End of Year Montrose Home Clearance

END OF YEAR MONTROSE HOME CLEARANCE 1225 Welch St., Hyde Park, Montrose, HoustonLooking for that last-minute, low-cost, blockbuster Christmas gift for a certain someone who has . . . a place to put anything? Over on Craigslist, someone is offering this well-worn, 2-bedroom, 2-bath 1925 bungalow in Hyde Park for the gotta-grab-it-now price of free. What’s the catch? Just explain it to the gift recipient as a New Year’s resolution: The home must be removed from its lot at 1225 Welch St. by January 15th. (Which will certainly end up costing a fair bit more than free.) Meanwhile, the same home is still listed for sale on MLS — with its 5,000-sq.-ft. lot — for a somewhat higher price: $525,000. [Craigslist; HAR]

10 Comment

  • Let me preface my comments: I build tract production homes in North Houston in the early ’80’s. Those houses were built well. Today’s NC is seriously lacking. And don’t be fooled by the sprawl of granite/ stainless appliances. It’s all a distraction from the behind the walls half assed sub par shoddy less than quality work. Some d-bag “developer/builder” will buy this lot and erect crappy new construction townhouses’s…99.9% of NC is crud and buyers need to be VERY careful which builder they buy from. The inspection ” standards” of today are appalling.The building/interim financing(usually banks) inspections / the City inspections / the buyers inspections are seriously flawed. Example: see all of the shoddily built townhouses anywhere in the Houston metro area.. They’re a joke.But all of the self appointed ,self defined ,holier than thou, FAUX wanna be “hipsters /cool people” are buying overpriced /under built new construction which is actually sad . I’ve seen more NC that is a mess. The ONLY way to make sure your NEW home is well built is to stop by EVERYDAY and KNOW what to look for. Take classes/educate yourself on proper construction techniques. And ALWAYS listen to your gut instinct/ 6th sense. After all, you’ll be signing mortgage papers for 15-30 years.

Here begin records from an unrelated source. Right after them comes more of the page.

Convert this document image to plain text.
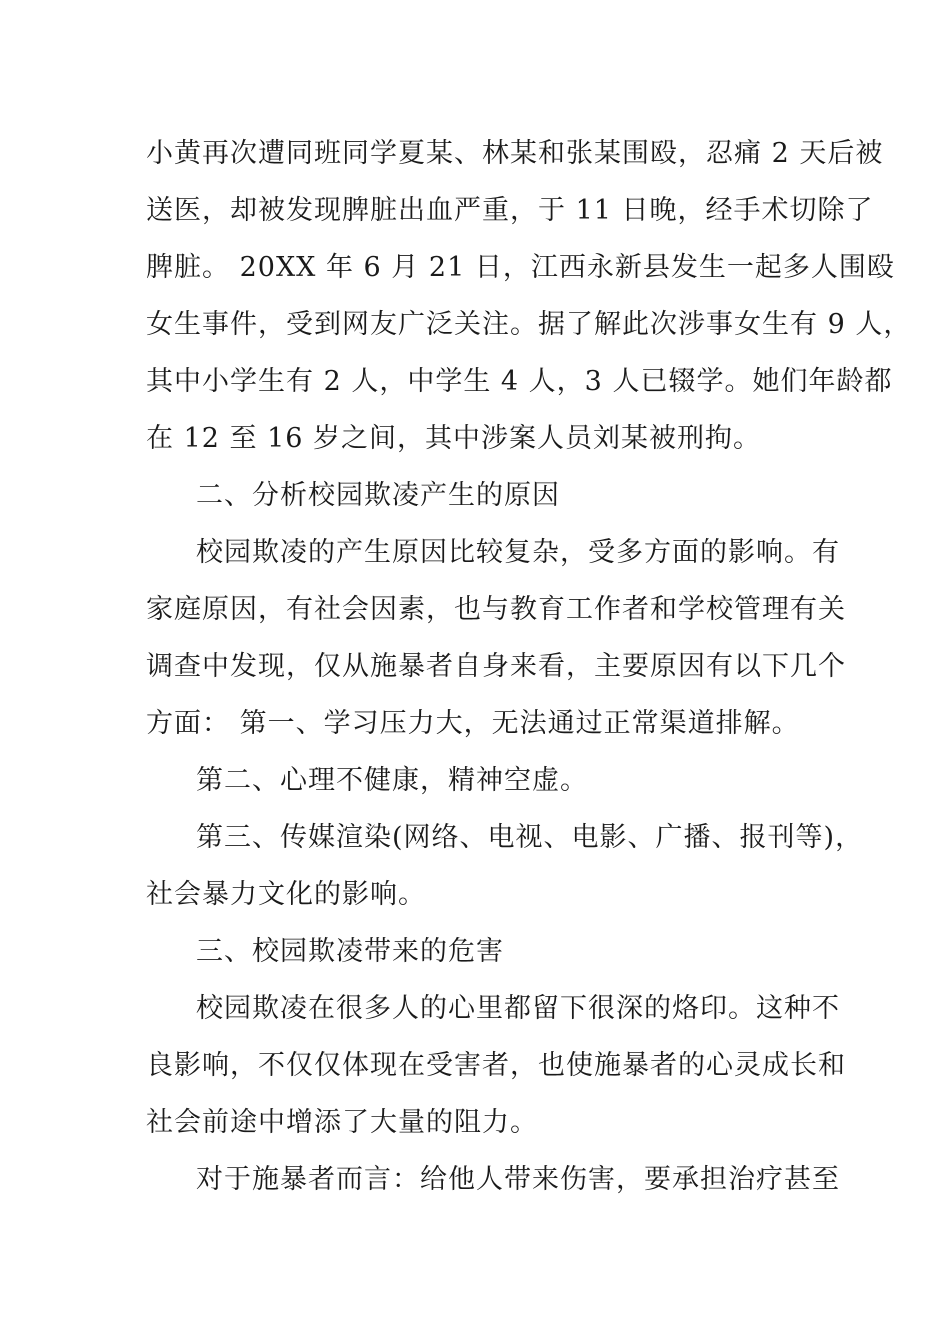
小黄再次遭同班同学夏某、林某和张某围殴，忍痛 2 天后被
送医，却被发现脾脏出血严重，于 11 日晚，经手术切除了
脾脏。 20XX 年 6 月 21 日，江西永新县发生一起多人围殴
女生事件，受到网友广泛关注。据了解此次涉事女生有 9 人，
其中小学生有 2 人，中学生 4 人，3 人已辍学。她们年龄都
在 12 至 16 岁之间，其中涉案人员刘某被刑拘。
二、分析校园欺凌产生的原因
校园欺凌的产生原因比较复杂，受多方面的影响。有
家庭原因，有社会因素，也与教育工作者和学校管理有关
调查中发现，仅从施暴者自身来看，主要原因有以下几个
方面： 第一、学习压力大，无法通过正常渠道排解。
第二、心理不健康，精神空虚。
第三、传媒渲染(网络、电视、电影、广播、报刊等)，
社会暴力文化的影响。
三、校园欺凌带来的危害
校园欺凌在很多人的心里都留下很深的烙印。这种不
良影响，不仅仅体现在受害者，也使施暴者的心灵成长和
社会前途中增添了大量的阻力。
对于施暴者而言：给他人带来伤害，要承担治疗甚至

  • Lazy seller should just get off his (or her) ass and bulldoze the place already. This bungalow is such a dump.
    Can’t say I’d feel particularly bad for him if he gets jerked around by an inexperienced person past the deadline.

  • It’s sad to see such a cool old bungalow in that condition. I hope someone maybe scoops up the free opportunity to save and restore it before it just becomes a pile of rubble in the name of “progress”.

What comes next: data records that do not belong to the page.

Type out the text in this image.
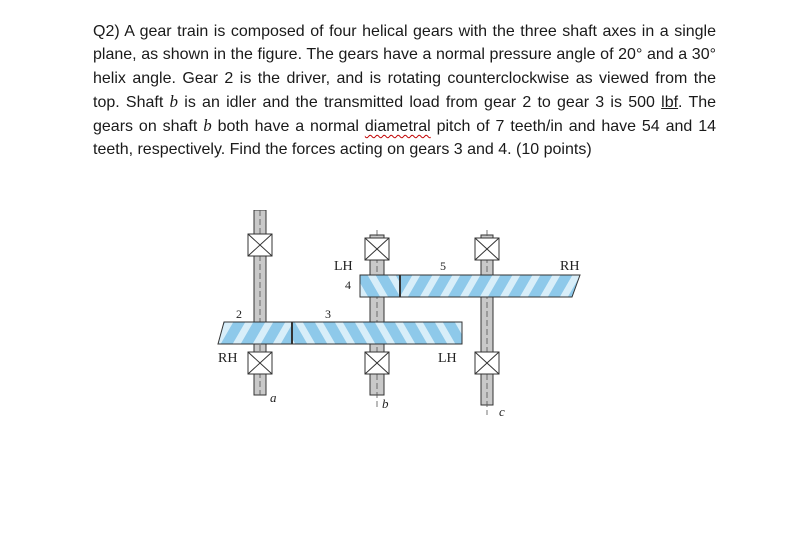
Q2) A gear train is composed of four helical gears with the three shaft axes in a single plane, as shown in the figure. The gears have a normal pressure angle of 20° and a 30° helix angle. Gear 2 is the driver, and is rotating counterclockwise as viewed from the top. Shaft b is an idler and the transmitted load from gear 2 to gear 3 is 500 lbf. The gears on shaft b both have a normal diametral pitch of 7 teeth/in and have 54 and 14 teeth, respectively. Find the forces acting on gears 3 and 4. (10 points)
LH
4
5	RH
2	3
RH	LH
a	b
c
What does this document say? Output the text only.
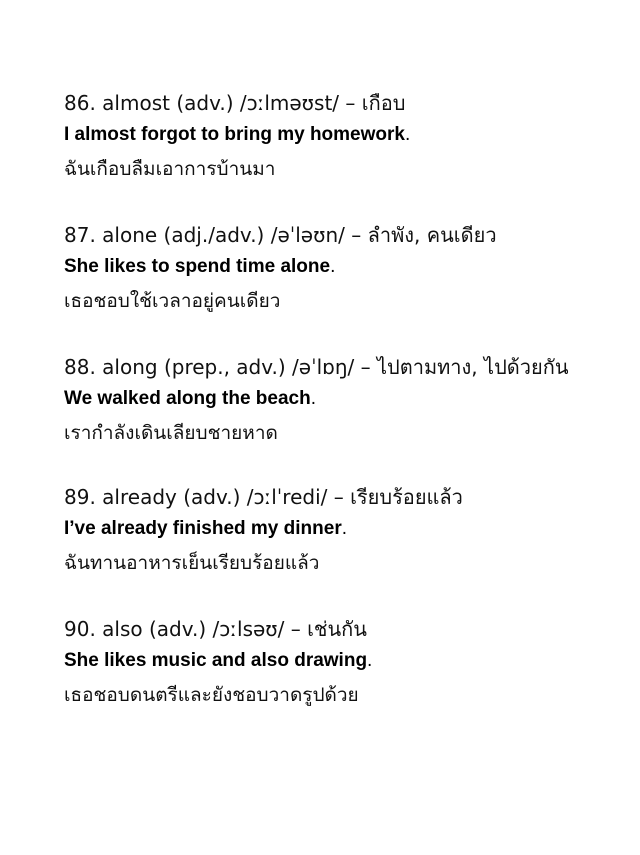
86. almost (adv.) /ɔːlməʊst/ – เกือบ

I almost forgot to bring my homework.

ฉันเกือบลืมเอาการบ้านมา

87. alone (adj./adv.) /əˈləʊn/ – ลำพัง, คนเดียว

She likes to spend time alone.

เธอชอบใช้เวลาอยู่คนเดียว

88. along (prep., adv.) /əˈlɒŋ/ – ไปตามทาง, ไปด้วยกัน

We walked along the beach.

เรากำลังเดินเลียบชายหาด

89. already (adv.) /ɔːlˈredi/ – เรียบร้อยแล้ว

I’ve already finished my dinner.

ฉันทานอาหารเย็นเรียบร้อยแล้ว

90. also (adv.) /ɔːlsəʊ/ – เช่นกัน

She likes music and also drawing.

เธอชอบดนตรีและยังชอบวาดรูปด้วย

  • I feel watching This Old House for the past 20 years has given me a heads up on most building practices. I certainly know what to look for in the most important parts of a house: Foundation, Roof, Attic, plumbing, A/C. But not electrical. Or JB’s.

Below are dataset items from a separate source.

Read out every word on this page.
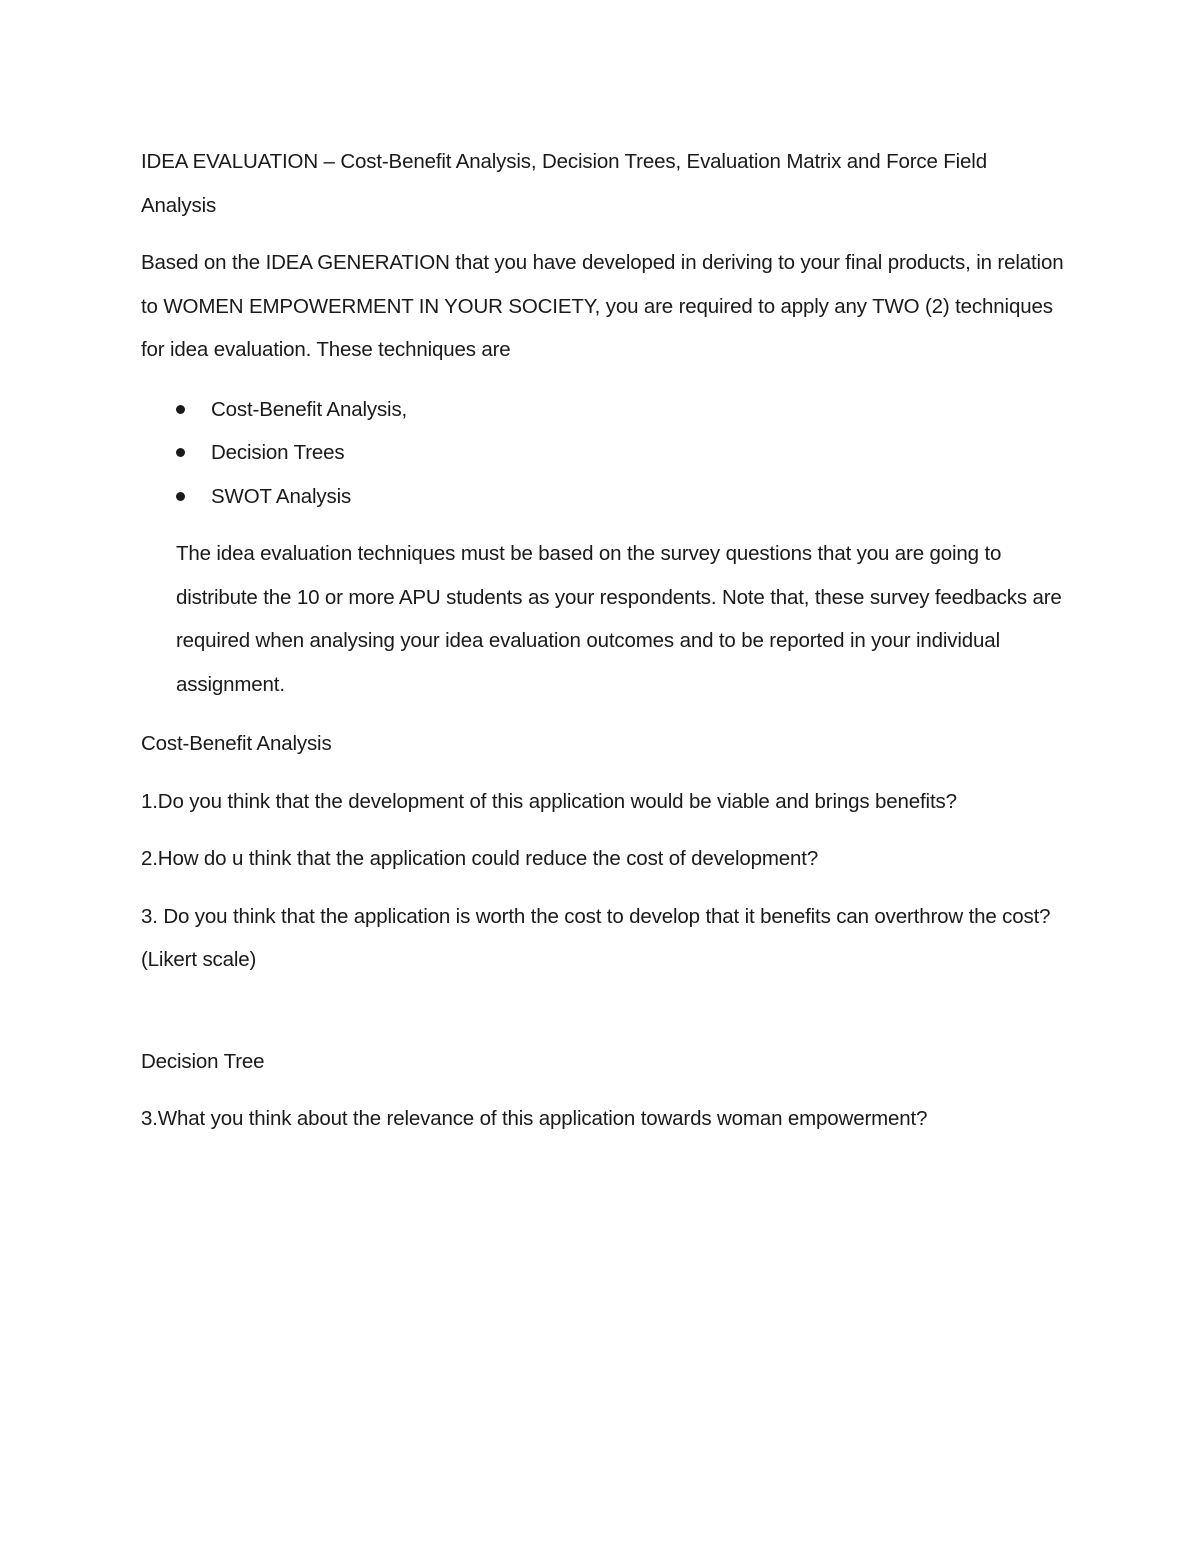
IDEA EVALUATION – Cost-Benefit Analysis, Decision Trees, Evaluation Matrix and Force Field Analysis

Based on the IDEA GENERATION that you have developed in deriving to your final products, in relation to WOMEN EMPOWERMENT IN YOUR SOCIETY, you are required to apply any TWO (2) techniques for idea evaluation. These techniques are

Cost-Benefit Analysis,
Decision Trees
SWOT Analysis

The idea evaluation techniques must be based on the survey questions that you are going to distribute the 10 or more APU students as your respondents. Note that, these survey feedbacks are required when analysing your idea evaluation outcomes and to be reported in your individual assignment.

Cost-Benefit Analysis

1.Do you think that the development of this application would be viable and brings benefits?

2.How do u think that the application could reduce the cost of development?

3. Do you think that the application is worth the cost to develop that it benefits can overthrow the cost? (Likert scale)

Decision Tree

3.What you think about the relevance of this application towards woman empowerment?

  • Sometimes I wonder what people on Swamplot are smoking and if I could have some. Not all bungalows (or in this case, duplex) are historical treasures or need to be saved from “evil townhouse consummation.” People here constantly whine about urban density but are inherently against it, desiring a suburban life inside the loop. Save your breath for something like 411 Lovett or 2704 Helena.
    I’m all for preserving things that should be preserved, but this crumbling duplex isn’t one of those battles. Eisele gothic revival cottage, Freedmen’s Town rowhouses, or even that home from the Heights that was plopped down on a corner in Brooke Smith – yes, but this? Nope.
    I swear, if a 1900s outhouse was torn down and posted on Swamplot, there’s no doubt that the comments would read, “Houston hates history and preservation!” Honestly, it seems like history and preservation only matter in area where gentrification (and post-gentrification) is alive and well — even then, I still find it suspect that many people actually give a damn about history and probably care more about their property values and buying into a certain lifestyle. And before anyone accuses me of being commonsense’s girlfriend, I live in a 1000 sq ft bungalow inside the loop.

  • Seems there are enough of these to create a decent neighborhood somewhere, if they are movable at a reasonable cost.

  • O ye of little faith & experience. This is fixable & could be cute as a button. Regretfully, we’re not in a move & fix up mode right now. Give me old floors, a porch, & shiplap anytime.

  • @vwgto, I’ve had the daydream about a developer buying a city block, saving the bungalows and moving add’l onto the property. Pretty high density. Then link them to a new, central common building housing laundry room, water heaters and meters. A bit communal – like garden apt complexes of the past. I think the project would have to be non-profit, and house-movers, house-levelers, and all the other trades could get tax credits for lower rates…
    I imagine this block as very desirable to live next door to for its low scale and tree cover.

  • @movocelot. I am with you. Use of common areas would make the small floor plans more livable.

  • Movocelot: problem is COH and permits and tags and and…
    I own an empty lot in 3rd ward and wanted to move some nearby old vacant shotgun homes onto it. But the cost of doing so in terms of dealing with the city made it not worth it. People that think this is a good idea underestimate how much power the city has to squash and control how and what you’d do with this place. It’s not just the market and customers you need to please. If that was the case then interesting plans like you and others have mentioned would be done much more often.